North Carolina leaders want Dell to pay for shutting down a 4-year-old PC manufacturing plant in their state.
Dell officials announced Oct. 7 that they were closing the plant in Winston-Salem, N.C., by January 2010, a move that will cost 905 employees their jobs. The closing is part of a companywide initiative designed to cut costs and save Dell about $4 billion.
It is the same plant that Dell built after state and local government leaders promised Dell more than $300 million in tax breaks and other incentives to come to North Carolina. States routinely offer such incentives to businesses in hopes of enticing them to locate there.
After a talk Oct. 8, N.C. Gov. Beverly Perdue told local reporters that she was determined to ensure that the state gets back "every red cent back that Dell has received."
City and Forsythe County officials also are looking to get repayment from the PC maker.
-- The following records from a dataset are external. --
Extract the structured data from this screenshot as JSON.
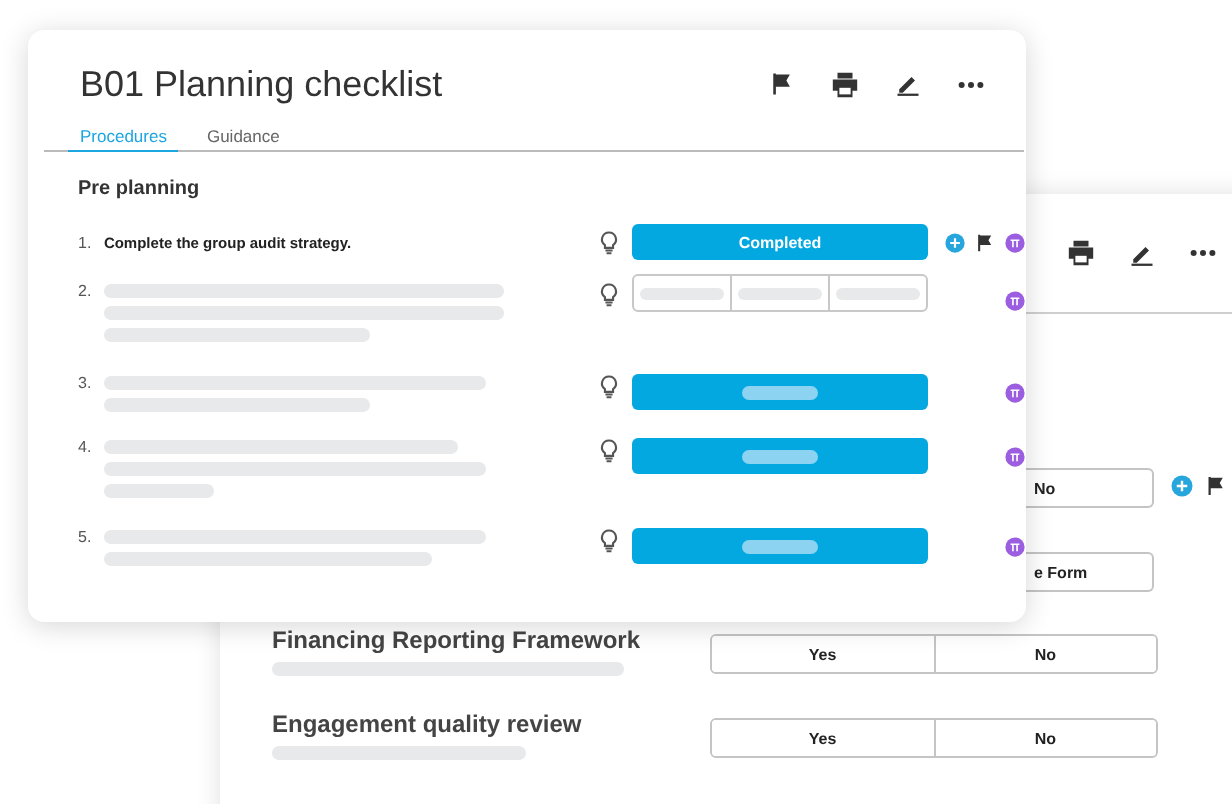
{
  "back_card": {
    "rows": [
      {
        "options": [
          "No"
        ],
        "added": true,
        "flagged": true
      },
      {
        "options": [
          "e Form"
        ],
        "added": false,
        "flagged": false
      },
      {
        "title": "Financing Reporting Framework",
        "options": [
          "Yes",
          "No"
        ],
        "added": false,
        "flagged": false
      },
      {
        "title": "Engagement quality review",
        "options": [
          "Yes",
          "No"
        ],
        "added": false,
        "flagged": false
      }
    ]
  },
  "checklist": {
    "title": "B01 Planning checklist",
    "tabs": [
      {
        "label": "Procedures",
        "selected": true
      },
      {
        "label": "Guidance",
        "selected": false
      }
    ],
    "section": "Pre planning",
    "items": [
      {
        "number": "1.",
        "text": "Complete the group audit strategy.",
        "kind": "status",
        "status": "Completed",
        "added": true,
        "flagged": true
      },
      {
        "number": "2.",
        "kind": "segmented",
        "added": false,
        "flagged": false
      },
      {
        "number": "3.",
        "kind": "filled",
        "added": false,
        "flagged": false
      },
      {
        "number": "4.",
        "kind": "filled",
        "added": false,
        "flagged": false
      },
      {
        "number": "5.",
        "kind": "filled",
        "added": false,
        "flagged": false
      }
    ]
  }
}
A Dell spokesman has said the company will meet with state and local officials to talk about incentive agreements, and that Dell will honor those agreements.
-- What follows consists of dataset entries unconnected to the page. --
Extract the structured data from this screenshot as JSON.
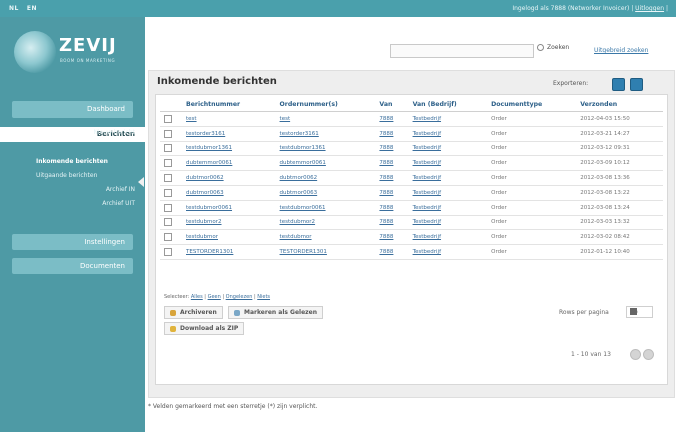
{
  "topbar": {
    "lang_nl": "NL",
    "lang_en": "EN",
    "login_text": "Ingelogd als 7888 (Networker Invoicer) |",
    "logout_label": "Uitloggen",
    "logout_suffix": "|"
  },
  "logo": {
    "name": "ZEVIJ",
    "tagline": "BOOM ON MARKETING"
  },
  "sidebar": {
    "dashboard": "Dashboard",
    "berichten": "Berichten",
    "nieuw_bericht": "Nieuw bericht",
    "inkomende": "Inkomende berichten",
    "uitgaande": "Uitgaande berichten",
    "archief_in": "Archief IN",
    "archief_uit": "Archief UIT",
    "instellingen": "Instellingen",
    "documenten": "Documenten"
  },
  "search": {
    "placeholder": "",
    "button_label": "Zoeken",
    "advanced_link": "Uitgebreid zoeken"
  },
  "panel": {
    "title": "Inkomende berichten",
    "export_label": "Exporteren:"
  },
  "table": {
    "headers": [
      "Berichtnummer",
      "Ordernummer(s)",
      "Van",
      "Van (Bedrijf)",
      "Documenttype",
      "Verzonden"
    ],
    "rows": [
      [
        "test",
        "test",
        "7888",
        "Testbedrijf",
        "Order",
        "2012-04-03 15:50"
      ],
      [
        "testorder3161",
        "testorder3161",
        "7888",
        "Testbedrijf",
        "Order",
        "2012-03-21 14:27"
      ],
      [
        "testdubmor1361",
        "testdubmor1361",
        "7888",
        "Testbedrijf",
        "Order",
        "2012-03-12 09:31"
      ],
      [
        "dubtemmor0061",
        "dubtemmor0061",
        "7888",
        "Testbedrijf",
        "Order",
        "2012-03-09 10:12"
      ],
      [
        "dubtmor0062",
        "dubtmor0062",
        "7888",
        "Testbedrijf",
        "Order",
        "2012-03-08 13:36"
      ],
      [
        "dubtmor0063",
        "dubtmor0063",
        "7888",
        "Testbedrijf",
        "Order",
        "2012-03-08 13:22"
      ],
      [
        "testdubmor0061",
        "testdubmor0061",
        "7888",
        "Testbedrijf",
        "Order",
        "2012-03-08 13:24"
      ],
      [
        "testdubmor2",
        "testdubmor2",
        "7888",
        "Testbedrijf",
        "Order",
        "2012-03-03 13:32"
      ],
      [
        "testdubmor",
        "testdubmor",
        "7888",
        "Testbedrijf",
        "Order",
        "2012-03-02 08:42"
      ],
      [
        "TESTORDER1301",
        "TESTORDER1301",
        "7888",
        "Testbedrijf",
        "Order",
        "2012-01-12 10:40"
      ]
    ]
  },
  "selection": {
    "prefix": "Selecteer:",
    "alles": "Alles",
    "geen": "Geen",
    "ongelezen": "Ongelezen",
    "niets": "Niets"
  },
  "actions": {
    "archive": "Archiveren",
    "mark_read": "Markeren als Gelezen",
    "download_zip": "Download als ZIP"
  },
  "pager": {
    "per_page_label": "Rows per pagina",
    "per_page_value": "10",
    "range_text": "1 - 10 van 13"
  },
  "footnote": "* Velden gemarkeerd met een sterretje (*) zijn verplicht."
}
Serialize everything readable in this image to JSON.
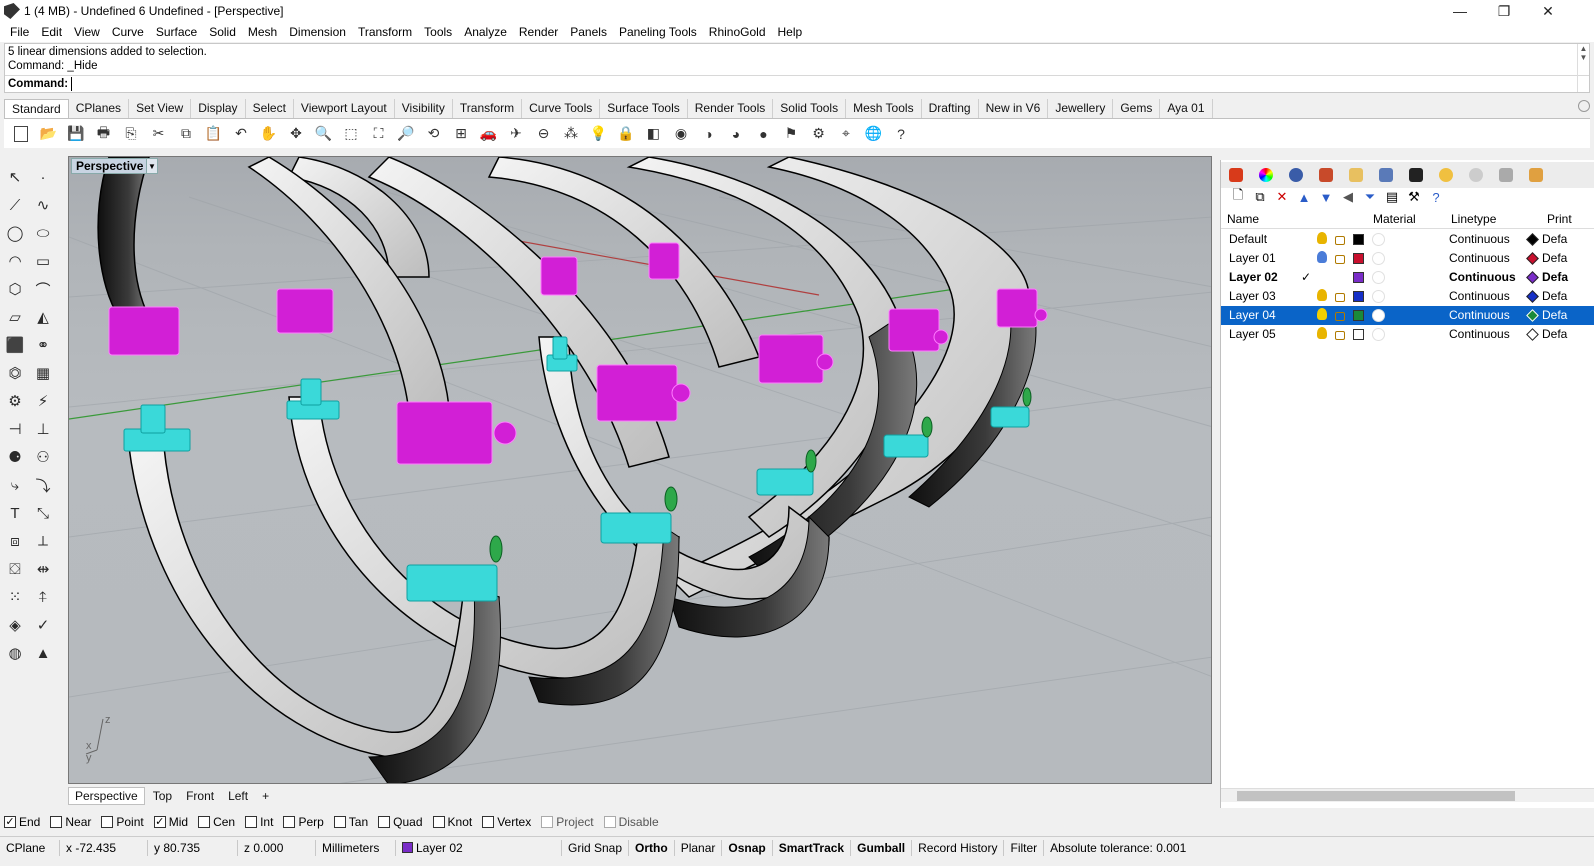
{
  "window": {
    "title": "1 (4 MB) - Undefined 6 Undefined - [Perspective]",
    "minimize": "—",
    "restore": "❐",
    "close": "✕"
  },
  "menu": [
    "File",
    "Edit",
    "View",
    "Curve",
    "Surface",
    "Solid",
    "Mesh",
    "Dimension",
    "Transform",
    "Tools",
    "Analyze",
    "Render",
    "Panels",
    "Paneling Tools",
    "RhinoGold",
    "Help"
  ],
  "command": {
    "history_1": "5 linear dimensions added to selection.",
    "history_2": "Command: _Hide",
    "prompt": "Command:",
    "value": ""
  },
  "toolbar_tabs": [
    "Standard",
    "CPlanes",
    "Set View",
    "Display",
    "Select",
    "Viewport Layout",
    "Visibility",
    "Transform",
    "Curve Tools",
    "Surface Tools",
    "Render Tools",
    "Solid Tools",
    "Mesh Tools",
    "Drafting",
    "New in V6",
    "Jewellery",
    "Gems",
    "Aya 01"
  ],
  "viewport": {
    "label": "Perspective",
    "axis_x": "x",
    "axis_y": "y",
    "axis_z": "z",
    "colors": {
      "band_light": "#e8e8e8",
      "band_dark": "#2e2e2e",
      "clasp_magenta": "#d21fd6",
      "clasp_cyan": "#3ad9d9",
      "grid": "#9ea3a8",
      "axis_x": "#b04040",
      "axis_y": "#3a9a3a"
    }
  },
  "view_tabs": [
    "Perspective",
    "Top",
    "Front",
    "Left",
    "+"
  ],
  "layers": {
    "headers": {
      "name": "Name",
      "material": "Material",
      "linetype": "Linetype",
      "print": "Print"
    },
    "rows": [
      {
        "name": "Default",
        "current": "",
        "color": "#000000",
        "linetype": "Continuous",
        "print": "Defa",
        "bulb": "#e8b400",
        "selected": false
      },
      {
        "name": "Layer 01",
        "current": "",
        "color": "#c8102e",
        "linetype": "Continuous",
        "print": "Defa",
        "bulb": "#4a7cd8",
        "selected": false
      },
      {
        "name": "Layer 02",
        "current": "✓",
        "color": "#7a2dc8",
        "linetype": "Continuous",
        "print": "Defa",
        "bulb": "",
        "selected": false
      },
      {
        "name": "Layer 03",
        "current": "",
        "color": "#1630c8",
        "linetype": "Continuous",
        "print": "Defa",
        "bulb": "#e8b400",
        "selected": false
      },
      {
        "name": "Layer 04",
        "current": "",
        "color": "#1a8a3a",
        "linetype": "Continuous",
        "print": "Defa",
        "bulb": "#f4d000",
        "selected": true
      },
      {
        "name": "Layer 05",
        "current": "",
        "color": "#ffffff",
        "linetype": "Continuous",
        "print": "Defa",
        "bulb": "#e8b400",
        "selected": false
      }
    ]
  },
  "osnaps": [
    {
      "label": "End",
      "checked": true,
      "disabled": false
    },
    {
      "label": "Near",
      "checked": false,
      "disabled": false
    },
    {
      "label": "Point",
      "checked": false,
      "disabled": false
    },
    {
      "label": "Mid",
      "checked": true,
      "disabled": false
    },
    {
      "label": "Cen",
      "checked": false,
      "disabled": false
    },
    {
      "label": "Int",
      "checked": false,
      "disabled": false
    },
    {
      "label": "Perp",
      "checked": false,
      "disabled": false
    },
    {
      "label": "Tan",
      "checked": false,
      "disabled": false
    },
    {
      "label": "Quad",
      "checked": false,
      "disabled": false
    },
    {
      "label": "Knot",
      "checked": false,
      "disabled": false
    },
    {
      "label": "Vertex",
      "checked": false,
      "disabled": false
    },
    {
      "label": "Project",
      "checked": false,
      "disabled": true
    },
    {
      "label": "Disable",
      "checked": false,
      "disabled": true
    }
  ],
  "status": {
    "cplane": "CPlane",
    "x": "x -72.435",
    "y": "y 80.735",
    "z": "z 0.000",
    "units": "Millimeters",
    "layer": "Layer 02",
    "grid_snap": "Grid Snap",
    "ortho": "Ortho",
    "planar": "Planar",
    "osnap": "Osnap",
    "smarttrack": "SmartTrack",
    "gumball": "Gumball",
    "record_history": "Record History",
    "filter": "Filter",
    "tolerance": "Absolute tolerance: 0.001"
  }
}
Dell is looking not only to reduce expenses, but also to remake itself. The company is still the world's second-largest PC vendor, behind Hewlett-Packard, but is feeling the pressure from other OEMs, such as Acer, in a market that has been severely hit by the global recession. Research firm Gartner in June said overall PC shipments will decline this year by 6 percent over 2008, with desktop sales dropping 16 percent.
PC makers are hoping to see a boost in shipments later this year and into next as businesses refresh their aging fleets of computers. They also expect Microsoft's release of its Windows 7 operating system this month to fuel sales.
Dell also is looking to grow its services business, as illustrated by its anticipated $3 billion purchase of Perot Systems, announced in September.